I am pleased to hear something I understand at last. My mother’s family came from the Baltics; she grew up spending summers on the Latvian coast. It must have been there that she met the mermaid. I was wrong to ever find the mermaid dangerous, I think with relief. As I shift closer to her gleaming gray flanks, I am startled into pity by a sudden thought. “But isn’t the Baltic Sea too cold in winter? What do you do if it turns to ice?”
She drops the bracelet back into the box and glances down at me, her metallic green gaze slipping over my face with a swift, cold touch I can almost feel on my skin.
“But that’s enough, you are too little to care about the past,” she says, and while her tone seems light, the chill of the faraway sea is there, underneath.
My pity abandons me, as does my relief. Once again I am nervous.
She stands up, balancing the box in one hand and the glass in the other.

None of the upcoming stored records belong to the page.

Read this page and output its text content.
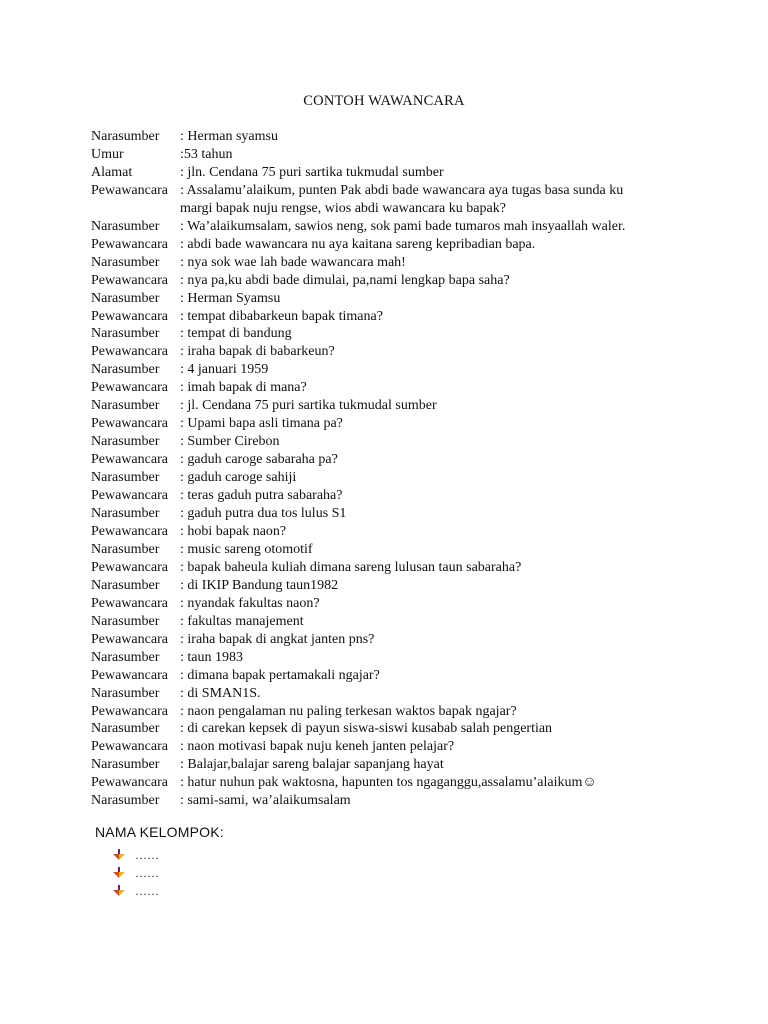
CONTOH WAWANCARA
Narasumber	: Herman syamsu
Umur	:53 tahun
Alamat	: jln. Cendana 75 puri sartika tukmudal sumber
Pewawancara : Assalamu’alaikum, punten Pak abdi bade wawancara aya tugas basa sunda ku
margi bapak nuju rengse, wios abdi wawancara ku bapak?
Narasumber	: Wa’alaikumsalam, sawios neng, sok pami bade tumaros mah insyaallah waler.
Pewawancara : abdi bade wawancara nu aya kaitana sareng kepribadian bapa.
Narasumber	: nya sok wae lah bade wawancara mah!
Pewawancara : nya pa,ku abdi bade dimulai, pa,nami lengkap bapa saha?
Narasumber	: Herman Syamsu
Pewawancara : tempat dibabarkeun bapak timana?
Narasumber	: tempat di bandung
Pewawancara : iraha bapak di babarkeun?
Narasumber	: 4 januari 1959
Pewawancara : imah bapak di mana?
Narasumber	: jl. Cendana 75 puri sartika tukmudal sumber
Pewawancara : Upami bapa asli timana pa?
Narasumber	: Sumber Cirebon
Pewawancara : gaduh caroge sabaraha pa?
Narasumber	: gaduh caroge sahiji
Pewawancara : teras gaduh putra sabaraha?
Narasumber	: gaduh putra dua tos lulus S1
Pewawancara : hobi bapak naon?
Narasumber	: music sareng otomotif
Pewawancara : bapak baheula kuliah dimana sareng lulusan taun sabaraha?
Narasumber	: di IKIP Bandung taun1982
Pewawancara : nyandak fakultas naon?
Narasumber	: fakultas manajement
Pewawancara : iraha bapak di angkat janten pns?
Narasumber	: taun 1983
Pewawancara : dimana bapak pertamakali ngajar?
Narasumber	: di SMAN1S.
Pewawancara : naon pengalaman nu paling terkesan waktos bapak ngajar?
Narasumber	: di carekan kepsek di payun siswa-siswi kusabab salah pengertian
Pewawancara : naon motivasi bapak nuju keneh janten pelajar?
Narasumber	: Balajar,balajar sareng balajar sapanjang hayat
Pewawancara : hatur nuhun pak waktosna, hapunten tos ngaganggu,assalamu’alaikum☺
Narasumber	: sami-sami, wa’alaikumsalam
NAMA KELOMPOK:
……
……
……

“Come to the mirror with me.”
Together we leave the reassuring circle of light and move into the graying dusk. The oval mirror over the dresser is curly and gilded. On evenings such as this, wintry and still, I like to come and look at my mother’s room nestled into its quiet pool. The mirror room is smaller than the real one and has no angles, filled instead with a fuzzy, muted, familiar warmth, so much like my mother’s soft presence. But now the two of us are reflected in it, me in my short white nightgown with green parrots, the mermaid a slim undulation of shadow behind my shoulder, and the mirror room seems different, cold and sharp-edged and mysterious, exciting in a new way, like something marvelous yet harmful, something forbidden, like—like a lollipop I once stole from the kitchen and devoured in crunching, glistening half licks, half bites in bed at night, under the covers, without brushing my teeth afterward.